When I was a kid, I tried to grow sea horses in the laundry room. I'd found an advertisement for them in a comic book so I sent off for the eggs, and when they arrived in the mail I put them in jars with water. In about a day, I did have something swimming around in the water, transparent little organisms of some sort. Then in another day they were dead. I found out later, they weren't technically seahorses but some kind of common water larva. Not at all what I had imagined or hoped for.

"See?" she said. She held up a small tube which dangled from the yarn. Suspended in water inside the tube was a pale-looking, wormy thing. "We spit into the tube, then added Everclear. Well, I guess maybe it wasn't Everclear, but it was pure alcohol which alters the proteins and...there! DNA." We both stared into the tube. It looked a little spooky. It wasn't like the pictures of DNA in textbooks, or the models I've seen. Those are static and often neatly colored and labeled. This was strikingly organic. It floated around unpredictably whenever she shook the tube. We knew we were looking at The Map of Life.
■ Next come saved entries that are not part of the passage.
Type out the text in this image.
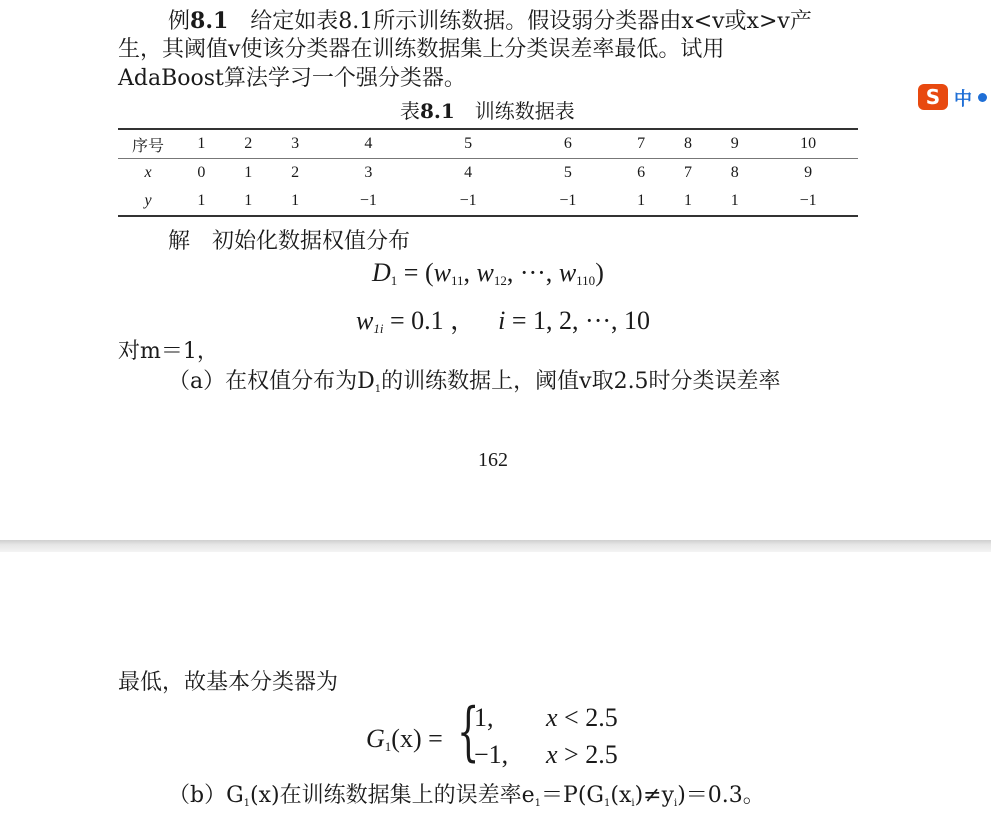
例8.1　给定如表8.1所示训练数据。假设弱分类器由x<v或x>v产
生，其阈值v使该分类器在训练数据集上分类误差率最低。试用
AdaBoost算法学习一个强分类器。
表8.1　训练数据表
序号	1	2	3	4	5	6	7	8	9	10
x	0	1	2	3	4	5	6	7	8	9
y	1	1	1	−1	−1	−1	1	1	1	−1
解　初始化数据权值分布
$D_1 = (w_{11}$, $w_{12}$, ···, $w_{110}$)
$w_{1i} = 0.1$ ， i = 1, 2, ···, 10
对m＝1，
（a）在权值分布为$D_1$的训练数据上，阈值v取2.5时分类误差率
162
S 中
最低，故基本分类器为
$G_1(x)$ = {
1, x < 2.5
−1, x > 2.5
$(b)G_1(x)$在训练数据集上的误差率$e_1=P(G_1(x_i)\ne y_i)=0.3$。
And besides that there was something in it we shared, since we both came from the same genetic landscape. I was awed and uncomfortable at the same time. Like she had just casually introduced me to God.

"Last night, my cats wanted to play with it," she said, "but I wouldn't let them." She took it off and hung it on the door knob of her pantry closet. We went on to other things, but I've thought a lot about it ever since.